Le Musée du Luxembourg propose une exposition dédiée à "L'âge d'or de la peinture anglaise" qui, sous-titrée "De Reynolds à Turner", embrasse la période 1760-1820 au cours de laquelle se sont dégagés une volonté nationale et des talents pour la construction d'une école picturale anglaise retraçant les particularismes insulaires.
Et également, de manière plus prosaïque, d'intéresser les mécènes et les collectionneurs établis tournés vers la production picturale étrangère et de susciter la clientèle de la bourgeoisie enrichie par le développement économique.
Elle a été élaborée à partir des chefs-d’oeuvre de la Tate Britain sous le commissariat de Martin Myrone, conservateur en chef audit musée, et Cécile Maisonneuve, conseiller scientifique à la Réunion des Musées Nationaux-Grand Palais, qui en ont sélectionné un florilège, au demeurant de toiles rarement présentées en France, constituant un panorama représentatif tant des peintres de renom de ce temps que de leur traitement original des grands sujets de la peinture.
Et elle se déploie un parcours en sept sections ordonnées autour des genres picturaux dans une adéquate scénographie s'inspirant de l'architecture d'intérieur des grandes demeures anglaises conçue par Jean-Paul Camargo.
L'âge d'or de la peinture anglaise : "de la grandeur, du picturesque et du sublime"
Les bornes chronologiques correspondent au règne du roi George III, protecteur des arts, qui, dans le cadre de cette quête d'une identité picturale britannique ambitionnant une esthétique nouvelle, connut la création de la Royal Academy of Arts, le British Museum fondé en 1753 devevenant un musée d'art, la naissance de sociétés d'artistes et l'organisation d'expositions publiques d’artistes vivants.

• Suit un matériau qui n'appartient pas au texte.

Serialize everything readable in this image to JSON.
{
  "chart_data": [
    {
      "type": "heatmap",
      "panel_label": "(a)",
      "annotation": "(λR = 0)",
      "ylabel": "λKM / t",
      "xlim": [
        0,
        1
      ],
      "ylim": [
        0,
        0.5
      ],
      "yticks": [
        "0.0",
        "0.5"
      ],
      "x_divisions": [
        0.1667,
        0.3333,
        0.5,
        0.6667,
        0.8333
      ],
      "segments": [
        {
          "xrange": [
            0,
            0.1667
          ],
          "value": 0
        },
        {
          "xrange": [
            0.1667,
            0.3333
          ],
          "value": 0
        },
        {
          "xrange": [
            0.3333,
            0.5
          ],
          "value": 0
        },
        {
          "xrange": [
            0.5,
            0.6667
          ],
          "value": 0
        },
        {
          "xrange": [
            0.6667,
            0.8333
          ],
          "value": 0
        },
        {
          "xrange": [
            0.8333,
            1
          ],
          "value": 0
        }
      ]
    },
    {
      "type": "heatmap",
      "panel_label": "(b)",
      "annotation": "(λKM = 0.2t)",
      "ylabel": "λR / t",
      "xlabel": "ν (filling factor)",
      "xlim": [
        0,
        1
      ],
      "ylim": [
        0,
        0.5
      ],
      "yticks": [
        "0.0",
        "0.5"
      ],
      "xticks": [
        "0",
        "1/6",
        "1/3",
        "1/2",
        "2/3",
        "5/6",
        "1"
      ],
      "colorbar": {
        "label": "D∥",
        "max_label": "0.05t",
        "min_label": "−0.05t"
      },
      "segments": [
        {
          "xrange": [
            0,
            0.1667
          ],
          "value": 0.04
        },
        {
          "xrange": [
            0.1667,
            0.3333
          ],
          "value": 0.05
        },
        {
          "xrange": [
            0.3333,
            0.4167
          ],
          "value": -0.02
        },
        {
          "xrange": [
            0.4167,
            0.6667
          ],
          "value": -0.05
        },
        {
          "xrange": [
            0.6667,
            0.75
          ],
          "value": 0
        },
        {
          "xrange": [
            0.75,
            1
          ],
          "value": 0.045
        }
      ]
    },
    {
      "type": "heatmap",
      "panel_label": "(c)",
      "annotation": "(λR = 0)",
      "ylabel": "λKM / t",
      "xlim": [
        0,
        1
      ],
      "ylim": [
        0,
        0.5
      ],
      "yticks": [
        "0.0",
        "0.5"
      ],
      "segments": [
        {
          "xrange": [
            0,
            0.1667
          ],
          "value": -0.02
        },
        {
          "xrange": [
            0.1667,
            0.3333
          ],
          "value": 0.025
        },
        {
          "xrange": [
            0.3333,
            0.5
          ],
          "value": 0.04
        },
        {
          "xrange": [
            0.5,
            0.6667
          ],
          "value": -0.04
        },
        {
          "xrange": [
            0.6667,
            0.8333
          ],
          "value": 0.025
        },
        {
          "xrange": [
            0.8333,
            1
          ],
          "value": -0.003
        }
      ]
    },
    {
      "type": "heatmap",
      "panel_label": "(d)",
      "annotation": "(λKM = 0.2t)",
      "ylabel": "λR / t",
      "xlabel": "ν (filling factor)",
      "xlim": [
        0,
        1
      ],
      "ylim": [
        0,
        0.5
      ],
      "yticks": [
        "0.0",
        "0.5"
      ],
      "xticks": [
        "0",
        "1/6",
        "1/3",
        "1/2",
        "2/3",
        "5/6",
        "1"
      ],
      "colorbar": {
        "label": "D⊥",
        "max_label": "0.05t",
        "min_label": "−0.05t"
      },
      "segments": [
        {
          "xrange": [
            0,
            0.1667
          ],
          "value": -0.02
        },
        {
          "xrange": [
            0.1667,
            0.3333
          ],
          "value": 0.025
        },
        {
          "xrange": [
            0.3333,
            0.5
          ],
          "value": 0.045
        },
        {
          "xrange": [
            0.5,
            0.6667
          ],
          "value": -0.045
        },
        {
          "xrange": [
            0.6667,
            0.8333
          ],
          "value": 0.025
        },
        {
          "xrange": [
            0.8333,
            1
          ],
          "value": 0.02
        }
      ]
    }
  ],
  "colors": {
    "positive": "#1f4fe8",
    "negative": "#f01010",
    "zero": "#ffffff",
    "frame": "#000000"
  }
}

La monstration est introduite par une mise en résonance, dans le genre alors en vogue du portrait, des oeuvres présentées en miroir des deux maîtres du temps et de la même génération, et tous deux sous influence vandyckienne, Joshua Reynolds d'obédience académique et Thomas Gainsborough à d'une belle liberté de touche.
Ces "précurseurs" vont fixer la ligne d'horizon de l'ambition affichée d'instaurer une peinture anglaise partagée par les peintres disciples, rivaux ou dissidents tels George Romney, Gilbert Stuart, Johan Zoffany et Francis Cotes.
Outre la représentations qui ressortent au portrait aimable, les scènes de genre retracent de manière heureuse et idyllique la vie quotidienne des familles aisées, ce que les commissaires qualifient d'"images d'un entre-soi", telles celles de de John Hoppner, Joseph Wright of Derby et Francis Cotes. Ces portraits de groupe connaîtront le succès en tant que "conversation pieces" dans un format resserré tout comme les portraits d'enfants "doux chérubins" de Francis Wheatley et Johan Zoffany et ceux universellement connus de Reynolds.
Le pittoresque est également affectionné avec quelques incursions dans la vie rurale dont les représentations polissées et édulcorées de George Morland ("Intérieur d"une écurie") et Thomas Barker of Bath ("Paysages avec des figures et un troupeau de moutons") constituent des images d'Epinal peu réalistes au regard de la dureté de la vie aux champs, tout comme les oeuvres consacrées à la colonisation en Inde et aux Antilles.
Autre sujet de prédilection très "british", la "country life", qui, en 2018, a fait l'objet d'une exposition dédiée au Musée de la Chasse et de la Nature ("Country Life - Chefs-d’œuvre de la collection Mellon") et les divertissements de classe dont la vénerie et la chasse, séculaire tradition anglaise avec George Morland ("Les Archers) et George Stubbs ("Couple de foxhounds").
Le genre du paysage, la "maîtresse" de Gainsborough et le registre de prédilection de John Constable, constitue une des composantes essentielles de l'école anglaise de peinture paysage avec le développement du croquis sur le motif, la théorie du picturesque et la vitalité de la technique de l'aquarelle à laquelle est consacrée une section.
Enfin, l'époque voit également le renouvellement de la peinture d'histoire, alors battue en brèche, avec des artistes à la forte personnalité sous influence du romantisme ou du fantastique notamment William Blake, J.M.W. Turner ("La destruction de Sodome") et John Martin ("La Destruction de Pompéi et d’Herculanum").
Et ainsi, en 1820, une page de l'Histoire de l'art se tourne.